Tesch — like Schmidt — kept on trying to persuade sponsors to give more funding for expeditions. His proposal was to release fifty Silver Eels from Danish waters with transmitters that will detach from the eels each second day, float up and broadcast position, depth and temperature to satellite receivers, possibly jointly with an equivalent release experiment from the countries of the western coast of the Atlantic. However, only preliminary experiments such as these have so far been performed.
Today our sum of the only knowledge about the fate of individual silver eels once they leave the continental shelf is based on three eels found in the stomachs of deep sea fishes, that include whales caught off Ireland and off the Azores and some experiments on the physiology of eels in the laboratory.
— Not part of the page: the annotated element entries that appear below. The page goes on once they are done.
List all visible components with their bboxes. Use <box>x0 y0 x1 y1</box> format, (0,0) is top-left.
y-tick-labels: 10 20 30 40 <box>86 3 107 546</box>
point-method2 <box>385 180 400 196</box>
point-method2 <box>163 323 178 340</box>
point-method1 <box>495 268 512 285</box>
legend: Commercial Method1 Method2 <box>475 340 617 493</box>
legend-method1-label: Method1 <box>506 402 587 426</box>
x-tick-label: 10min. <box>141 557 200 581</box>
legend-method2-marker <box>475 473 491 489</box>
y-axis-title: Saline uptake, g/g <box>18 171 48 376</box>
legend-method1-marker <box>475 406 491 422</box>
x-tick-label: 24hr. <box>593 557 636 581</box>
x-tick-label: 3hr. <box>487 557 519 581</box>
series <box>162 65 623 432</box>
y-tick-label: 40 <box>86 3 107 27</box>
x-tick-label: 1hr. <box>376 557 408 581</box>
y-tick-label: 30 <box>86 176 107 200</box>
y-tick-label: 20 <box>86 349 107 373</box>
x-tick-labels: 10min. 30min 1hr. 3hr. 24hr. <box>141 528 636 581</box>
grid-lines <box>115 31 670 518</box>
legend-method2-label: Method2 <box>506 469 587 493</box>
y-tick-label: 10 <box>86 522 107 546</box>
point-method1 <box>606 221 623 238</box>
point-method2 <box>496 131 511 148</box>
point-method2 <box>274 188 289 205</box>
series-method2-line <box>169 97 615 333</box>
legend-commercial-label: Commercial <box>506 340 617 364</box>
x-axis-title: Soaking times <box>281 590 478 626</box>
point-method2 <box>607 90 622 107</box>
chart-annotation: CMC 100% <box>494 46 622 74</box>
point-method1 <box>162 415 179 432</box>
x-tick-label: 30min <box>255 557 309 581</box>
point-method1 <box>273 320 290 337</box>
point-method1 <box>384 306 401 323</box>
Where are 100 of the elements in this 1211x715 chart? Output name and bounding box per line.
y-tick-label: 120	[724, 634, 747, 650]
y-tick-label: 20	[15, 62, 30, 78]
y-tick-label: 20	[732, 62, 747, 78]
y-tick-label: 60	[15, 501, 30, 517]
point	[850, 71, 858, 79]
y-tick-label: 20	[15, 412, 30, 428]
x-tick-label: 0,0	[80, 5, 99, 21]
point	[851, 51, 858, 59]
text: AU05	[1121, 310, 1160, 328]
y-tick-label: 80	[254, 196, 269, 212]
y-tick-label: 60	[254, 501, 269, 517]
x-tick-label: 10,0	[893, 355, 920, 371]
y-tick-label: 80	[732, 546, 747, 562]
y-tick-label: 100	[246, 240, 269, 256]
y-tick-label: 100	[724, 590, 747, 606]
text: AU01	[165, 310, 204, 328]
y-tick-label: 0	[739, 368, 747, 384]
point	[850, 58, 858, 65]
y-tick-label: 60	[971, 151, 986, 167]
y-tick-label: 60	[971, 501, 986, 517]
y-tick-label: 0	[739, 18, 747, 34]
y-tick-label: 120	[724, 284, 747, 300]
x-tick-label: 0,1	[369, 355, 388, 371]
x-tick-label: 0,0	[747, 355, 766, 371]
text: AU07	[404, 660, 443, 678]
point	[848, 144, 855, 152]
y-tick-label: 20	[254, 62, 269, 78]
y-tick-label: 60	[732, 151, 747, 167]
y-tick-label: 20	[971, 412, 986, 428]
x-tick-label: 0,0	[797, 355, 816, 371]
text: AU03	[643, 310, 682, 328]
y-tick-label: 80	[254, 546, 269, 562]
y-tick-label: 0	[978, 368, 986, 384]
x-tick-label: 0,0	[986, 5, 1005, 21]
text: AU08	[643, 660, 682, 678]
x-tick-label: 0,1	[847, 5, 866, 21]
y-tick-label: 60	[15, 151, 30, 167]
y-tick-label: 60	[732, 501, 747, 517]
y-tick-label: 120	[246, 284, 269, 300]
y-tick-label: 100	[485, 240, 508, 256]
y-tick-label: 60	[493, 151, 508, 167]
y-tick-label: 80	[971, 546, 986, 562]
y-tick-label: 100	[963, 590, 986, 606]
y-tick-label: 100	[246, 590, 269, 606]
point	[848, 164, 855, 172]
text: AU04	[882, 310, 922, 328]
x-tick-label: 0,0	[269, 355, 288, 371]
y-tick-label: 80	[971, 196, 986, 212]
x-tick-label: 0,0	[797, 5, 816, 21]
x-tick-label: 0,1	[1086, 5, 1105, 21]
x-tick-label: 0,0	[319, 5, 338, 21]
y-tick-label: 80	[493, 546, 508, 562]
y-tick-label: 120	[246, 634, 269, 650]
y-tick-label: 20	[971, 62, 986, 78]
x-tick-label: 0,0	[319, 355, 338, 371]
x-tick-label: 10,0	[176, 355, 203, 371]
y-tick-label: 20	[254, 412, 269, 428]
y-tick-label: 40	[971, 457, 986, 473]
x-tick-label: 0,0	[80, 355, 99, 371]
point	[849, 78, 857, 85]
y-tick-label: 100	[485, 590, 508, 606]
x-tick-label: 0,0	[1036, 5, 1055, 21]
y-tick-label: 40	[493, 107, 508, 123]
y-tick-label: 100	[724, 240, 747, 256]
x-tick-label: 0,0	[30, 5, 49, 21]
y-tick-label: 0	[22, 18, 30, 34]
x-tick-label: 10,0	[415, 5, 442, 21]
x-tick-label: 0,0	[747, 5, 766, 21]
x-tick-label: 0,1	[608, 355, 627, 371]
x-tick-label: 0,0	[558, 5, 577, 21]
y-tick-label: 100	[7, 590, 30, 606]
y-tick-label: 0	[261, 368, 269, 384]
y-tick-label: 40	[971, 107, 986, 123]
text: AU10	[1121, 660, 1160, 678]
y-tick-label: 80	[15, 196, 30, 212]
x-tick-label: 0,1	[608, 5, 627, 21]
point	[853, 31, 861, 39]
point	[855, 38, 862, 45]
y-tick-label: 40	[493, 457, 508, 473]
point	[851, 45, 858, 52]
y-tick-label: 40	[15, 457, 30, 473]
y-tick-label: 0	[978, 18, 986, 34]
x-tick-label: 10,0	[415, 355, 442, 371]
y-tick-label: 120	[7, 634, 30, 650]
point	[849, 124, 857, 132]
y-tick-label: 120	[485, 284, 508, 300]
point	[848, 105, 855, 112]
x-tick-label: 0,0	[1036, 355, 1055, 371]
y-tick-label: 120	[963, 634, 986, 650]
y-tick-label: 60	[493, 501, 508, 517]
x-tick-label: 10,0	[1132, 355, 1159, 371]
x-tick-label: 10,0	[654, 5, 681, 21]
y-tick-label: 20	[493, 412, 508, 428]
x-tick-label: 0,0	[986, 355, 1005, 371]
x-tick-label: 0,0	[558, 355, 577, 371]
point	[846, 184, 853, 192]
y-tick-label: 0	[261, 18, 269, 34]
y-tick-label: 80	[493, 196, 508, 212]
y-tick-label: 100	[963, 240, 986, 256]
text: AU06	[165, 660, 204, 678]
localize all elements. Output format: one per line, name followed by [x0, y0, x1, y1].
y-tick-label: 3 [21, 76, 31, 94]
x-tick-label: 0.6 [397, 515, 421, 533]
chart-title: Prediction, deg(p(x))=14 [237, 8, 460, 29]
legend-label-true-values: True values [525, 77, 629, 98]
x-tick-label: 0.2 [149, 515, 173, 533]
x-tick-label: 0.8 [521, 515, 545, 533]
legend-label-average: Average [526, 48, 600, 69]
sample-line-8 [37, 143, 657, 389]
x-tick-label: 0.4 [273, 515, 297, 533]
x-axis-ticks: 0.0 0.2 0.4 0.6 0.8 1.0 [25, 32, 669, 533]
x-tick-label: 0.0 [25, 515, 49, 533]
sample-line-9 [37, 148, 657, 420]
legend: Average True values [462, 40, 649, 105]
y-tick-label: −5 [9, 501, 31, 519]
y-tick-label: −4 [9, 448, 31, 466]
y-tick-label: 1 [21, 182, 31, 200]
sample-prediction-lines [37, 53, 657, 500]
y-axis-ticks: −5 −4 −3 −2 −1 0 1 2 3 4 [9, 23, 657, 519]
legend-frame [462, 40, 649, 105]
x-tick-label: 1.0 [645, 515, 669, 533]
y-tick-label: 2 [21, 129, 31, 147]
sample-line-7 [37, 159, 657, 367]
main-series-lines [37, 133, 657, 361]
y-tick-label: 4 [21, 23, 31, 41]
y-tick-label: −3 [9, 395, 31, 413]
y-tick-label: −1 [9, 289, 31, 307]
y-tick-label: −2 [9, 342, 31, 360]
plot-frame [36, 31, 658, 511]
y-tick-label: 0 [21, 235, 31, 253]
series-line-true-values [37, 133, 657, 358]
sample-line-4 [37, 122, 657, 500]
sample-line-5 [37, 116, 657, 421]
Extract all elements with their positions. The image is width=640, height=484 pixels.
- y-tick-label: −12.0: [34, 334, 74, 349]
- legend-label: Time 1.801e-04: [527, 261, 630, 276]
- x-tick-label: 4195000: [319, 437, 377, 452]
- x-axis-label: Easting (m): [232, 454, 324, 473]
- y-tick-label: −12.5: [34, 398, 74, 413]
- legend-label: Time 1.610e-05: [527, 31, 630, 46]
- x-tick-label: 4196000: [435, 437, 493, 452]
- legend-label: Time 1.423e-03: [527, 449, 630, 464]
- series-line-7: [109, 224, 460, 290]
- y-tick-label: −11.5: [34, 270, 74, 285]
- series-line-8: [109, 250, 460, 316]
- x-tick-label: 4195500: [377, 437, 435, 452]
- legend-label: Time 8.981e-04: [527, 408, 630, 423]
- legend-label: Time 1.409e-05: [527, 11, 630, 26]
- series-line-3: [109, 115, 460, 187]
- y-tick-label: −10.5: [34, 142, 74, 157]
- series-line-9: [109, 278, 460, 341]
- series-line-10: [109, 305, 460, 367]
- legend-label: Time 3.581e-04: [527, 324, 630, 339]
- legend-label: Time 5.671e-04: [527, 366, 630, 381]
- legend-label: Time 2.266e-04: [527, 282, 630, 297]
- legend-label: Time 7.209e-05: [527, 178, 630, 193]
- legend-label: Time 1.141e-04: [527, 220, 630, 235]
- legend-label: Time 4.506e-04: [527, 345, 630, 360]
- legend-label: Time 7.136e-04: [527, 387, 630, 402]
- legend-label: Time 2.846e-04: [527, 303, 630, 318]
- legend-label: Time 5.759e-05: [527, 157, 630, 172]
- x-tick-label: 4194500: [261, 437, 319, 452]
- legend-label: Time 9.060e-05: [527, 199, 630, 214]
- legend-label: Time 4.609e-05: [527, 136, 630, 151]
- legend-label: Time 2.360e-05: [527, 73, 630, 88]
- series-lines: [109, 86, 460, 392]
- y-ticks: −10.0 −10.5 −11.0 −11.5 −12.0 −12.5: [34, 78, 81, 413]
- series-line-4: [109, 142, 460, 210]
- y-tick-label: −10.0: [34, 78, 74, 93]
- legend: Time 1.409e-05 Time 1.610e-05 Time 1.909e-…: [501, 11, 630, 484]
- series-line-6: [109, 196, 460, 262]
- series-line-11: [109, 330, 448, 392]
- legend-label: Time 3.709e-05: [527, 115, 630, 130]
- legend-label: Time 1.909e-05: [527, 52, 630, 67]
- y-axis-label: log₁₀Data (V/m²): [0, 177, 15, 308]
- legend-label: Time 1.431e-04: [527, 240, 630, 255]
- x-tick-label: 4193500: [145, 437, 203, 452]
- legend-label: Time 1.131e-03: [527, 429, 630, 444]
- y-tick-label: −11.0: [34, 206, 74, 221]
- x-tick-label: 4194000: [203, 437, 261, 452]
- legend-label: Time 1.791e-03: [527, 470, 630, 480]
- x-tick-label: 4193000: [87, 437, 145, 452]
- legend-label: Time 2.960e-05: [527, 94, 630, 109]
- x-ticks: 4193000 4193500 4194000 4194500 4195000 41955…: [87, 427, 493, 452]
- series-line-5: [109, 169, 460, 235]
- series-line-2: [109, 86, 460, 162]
There is another Atlantic Eel species: the American eel, Anguilla rostrata. First it was believed European and American eels were the same species due to their similar appearance and behavior, but research has shown that they differ in chromosome count and various molecular genetic markers, and in the number of vertebrae, Anguilla anguilla counting 110 to 119 and Anguilla rostrata 103 to 110.
The spawning grounds for the two species are in an overlapping area of the southern Sargasso Sea, with A. rostrata apparently being more westward than A. anguilla, and with some spawning by the American eel possibly even occurring off the Yucatán Peninsuala outside of the Gulf of Mexico, but this has not been confirmed. After spawning in the Sargasso Sea and moving to the west, the leptocephali of the American eel exit the Gulf Stream earlier than the European eel and begin migrating into the estuaries along the east coast of North America between February and late April at an age of about one year and a length of about 60 mm.
The spawning area of the Japanese eel, Anguilla japonica, has also been precisely located to be to the west of the Suruga seamount and their leptocephali are then transported to the west to East Asia by the North Equatorial Current. Furthermore, in June and August 2008, Japanese scientists discovered and caught matured adult eels of A. japonica and A. marmorata in the West Mariana Ridge.